Für die Schweiz spricht, dass Schlüsselspieler wie Hischier (26), Fiala oder Timo Meier (beide 28) ihren Zenit mutmasslich noch nicht einmal erreicht haben. Die Frage ist, ob sich um sie herum aus der National League zukünftig genügend Qualität finden lässt.
Auch in dieser Hinsicht waren die Wochen in Herning, in der dänischen Provinz, ermutigend: Debütanten wie Nicolas Baechler, Simon Knak oder Sandro Schmid wussten zu gefallen. Und der in Kalifornien geborene Tyler Moy, der es nie in die NHL schaffte, wurde an seiner ersten WM mit zwölf Punkten bester Schweizer Skorer.
Auch dieses Quartett wird an der Niederlage gegen die USA wachsen. Und womöglich bei einem nächsten Finaleinzug von diesen Erfahrungen zehren.
Es funktioniert auch ohne Tommy Albelin
Schon jetzt zeugten die Auftritte der Schweizer Equipe von einer bemerkenswerten Reife. Sie zelebrierten in der Gruppenphase abermals offensive Herrlichkeit, sie dominieren diese Pflichtrunde längst nach Belieben.

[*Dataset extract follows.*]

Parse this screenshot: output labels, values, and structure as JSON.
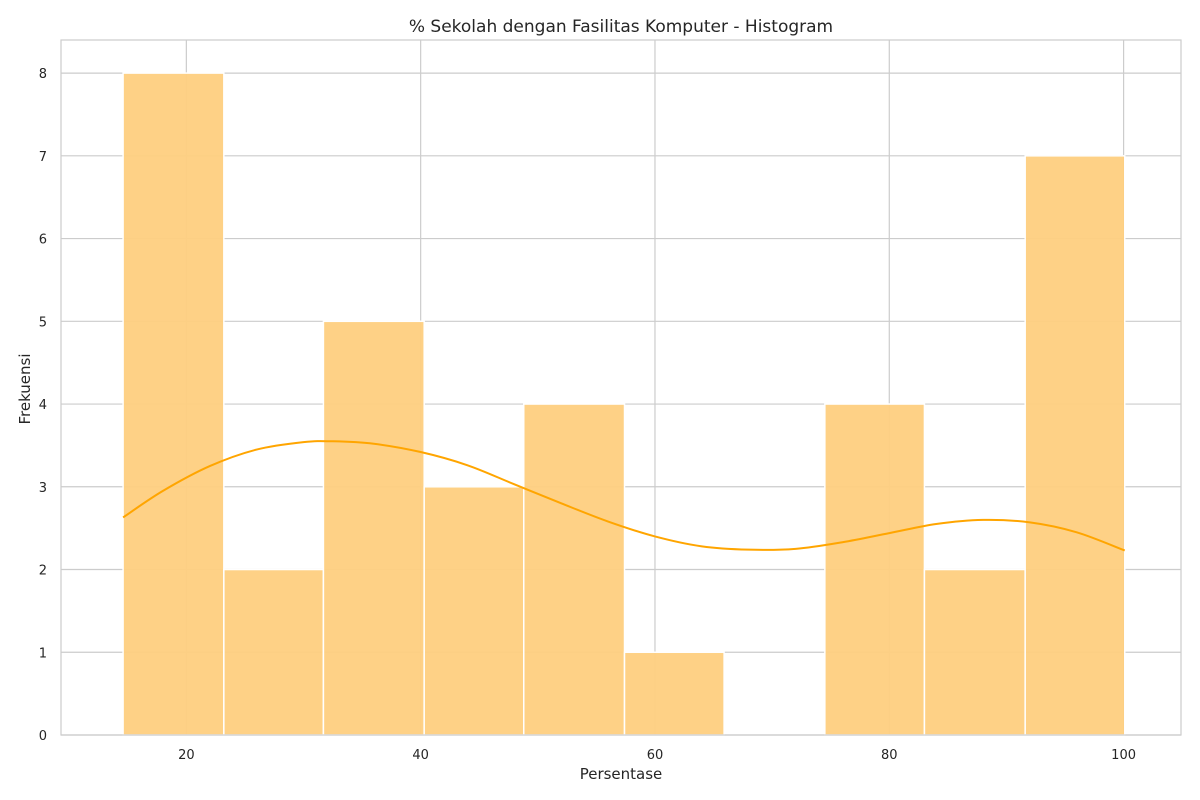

Seit 2021 hat die Schweiz nie mehr eine Gruppenphase schlechter als auf Platz 2 abgeschlossen. Die eindrückliche Bilanz liest sich so: 28 Siege aus 35 Spielen bei einem Torverhältnis von 153:63.
In den Anfangsjahren der Ära Fischer wirkte es manchmal so, als würde die Schweiz ihre defensive Stabilität opfern, um offensiv mehr zu kreieren, Fischer ermunterte dazu, Risiken einzugehen, weil er das Reduit auf dem Eis und in den Köpfen aufbrechen wollte.
Doch die Abwehr ist längst sattelfest – sie ist es auch jetzt geblieben, wo der seit Jahren für die Defensive zuständige Assistenzcoach Tommy Albelin nicht mit von der Partie war. Albelin, 61, ist seit 2024 Assistenztrainer bei den New York Islanders.

Diese WM war die erste ohne ihn seit 2017. Fischers Agent Daniel Giger sorgte dafür, dass er adäquat ersetzt wurde: Mit Rikard Franzén organisierte ein anderer kompetenter Schwede die Schweizer Verteidigung.
Franzén, 57, vor einigen Jahren kurz Cheftrainer bei den SCL Tigers, ist einer der unterschätztesten Coaches im Land. 2025/26 wird er gemeinsam mit Lars Leuenberger dem Startrainer Roger Rönnberg bei Fribourg-Gottéron assistieren.
Und er wird womöglich im kommenden Frühjahr wieder an Bord sein, wenn die Schweiz den nächsten Anlauf nimmt, dieser Generation den goldenen Anstrich zu geben.